Accounting Records in the Books of Hire Purchaser and Vendor

In a hire purchase system, the hire purchaser (buyer) acquires an asset by paying an initial down payment followed by installments, with ownership transferring after the final payment. The asset is recorded at its full cost in the purchaser’s books, with a corresponding liability (Hire Vendor A/c). Interest on outstanding installments is recorded separately. Each installment paid reduces both interest and principal.

The vendor (seller) records the total sale value as revenue and recognizes interest income over the installment period. Payments received from the purchaser are recorded as part principal repayment and part interest income.
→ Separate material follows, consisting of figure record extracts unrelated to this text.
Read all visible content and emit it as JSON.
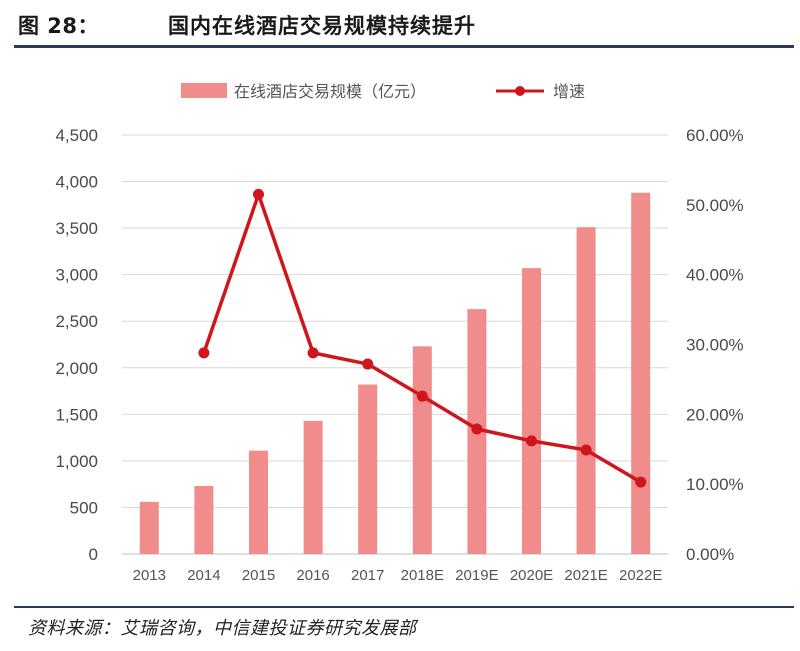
{
  "header": {
    "figure_label": "图 28：",
    "title": "国内在线酒店交易规模持续提升"
  },
  "source_note": "资料来源：艾瑞咨询，中信建投证券研究发展部",
  "colors": {
    "bar": "#f08c8c",
    "line": "#d0161d",
    "rule": "#2b3a5a",
    "grid": "#d9d9d9"
  },
  "chart_data": {
    "type": "bar",
    "categories": [
      "2013",
      "2014",
      "2015",
      "2016",
      "2017",
      "2018E",
      "2019E",
      "2020E",
      "2021E",
      "2022E"
    ],
    "series": [
      {
        "name": "在线酒店交易规模（亿元）",
        "type": "bar",
        "axis": "left",
        "values": [
          560,
          730,
          1110,
          1430,
          1820,
          2230,
          2630,
          3070,
          3510,
          3880
        ]
      },
      {
        "name": "增速",
        "type": "line",
        "axis": "right",
        "values": [
          null,
          28.8,
          51.5,
          28.8,
          27.2,
          22.6,
          17.9,
          16.2,
          14.9,
          10.3
        ]
      }
    ],
    "y_left": {
      "min": 0,
      "max": 4500,
      "ticks": [
        "0",
        "500",
        "1,000",
        "1,500",
        "2,000",
        "2,500",
        "3,000",
        "3,500",
        "4,000",
        "4,500"
      ]
    },
    "y_right": {
      "min": 0,
      "max": 60,
      "ticks": [
        "0.00%",
        "10.00%",
        "20.00%",
        "30.00%",
        "40.00%",
        "50.00%",
        "60.00%"
      ]
    },
    "grid": true,
    "legend_position": "top"
  }
}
Ownership remains with the vendor until the final installment is paid, but for accounting purposes, the purchaser treats the asset as if owned from the start, depreciating it and recognizing any related expenses.

Example:

  • A company (hire purchaser) buys machinery from a vendor under a hire purchase agreement.
  • Cost of Machinery: ₹100,000
  • Down Payment: ₹20,000
  • Installments: 4 annual payments of ₹20,000 each (including interest).
  • Interest Rate: 10% p.a. on outstanding balance.

Accounting Records:

Transaction In the Books of Hire Purchaser In the Books of Vendor (Seller)
1. At the time of purchase (Down Payment) Debit: Machinery A/c ₹100,000 (full cost of asset)
Credit: Hire Vendor A/c ₹80,000 (balance due)
Credit: Bank A/c ₹20,000 (down payment)
Debit: Hire Purchaser A/c ₹100,000 (full amount due)
Credit: Machinery Sales A/c ₹100,000 (sale of machinery)
2. Interest on outstanding balance (1st year) Debit: Interest A/c ₹8,000 (10% of ₹80,000)
Credit: Hire Vendor A/c ₹8,000
Debit: Hire Purchaser A/c ₹8,000 (interest receivable)
Credit: Interest Income A/c ₹8,000
3. First Installment Payment (Principal + Interest) Debit: Hire Vendor A/c ₹28,000
Credit: Bank A/c ₹28,000
Debit: Bank A/c ₹28,000
Credit: Hire Purchaser A/c ₹28,000
4. At the end of 1st year (Principal Reduction) Debit: Hire Vendor A/c ₹20,000 (principal portion of installment)
Credit: Machinery A/c ₹20,000 (reduction in liability)
No separate entry needed (Installments include principal and interest together)
5. Recording depreciation (in Hire Purchaser’s books) Debit: Depreciation A/c (based on usage of machinery)
Credit: Accumulated Depreciation A/c
No entry required (Vendor does not own or use the asset)
6. Ownership Transfer (after final installment) No additional entry, as asset is already recorded Debit: Hire Purchaser A/c ₹80,000 (clearing balance)
Credit: Asset A/c (Ownership transfer complete)

Key Notes:

  1. Hire Purchaser:

    • The asset is recorded at full value in the books, and ownership is assumed for accounting purposes, though legal title remains with the vendor until full payment.
    • Interest is charged on the outstanding balance and recorded separately from the principal.
  2. Vendor (Seller):

    • The total sale amount is treated as revenue.
    • Interest income is recognized over the installment period.
    • The vendor records the receipts as installments are paid, including both principal and interest.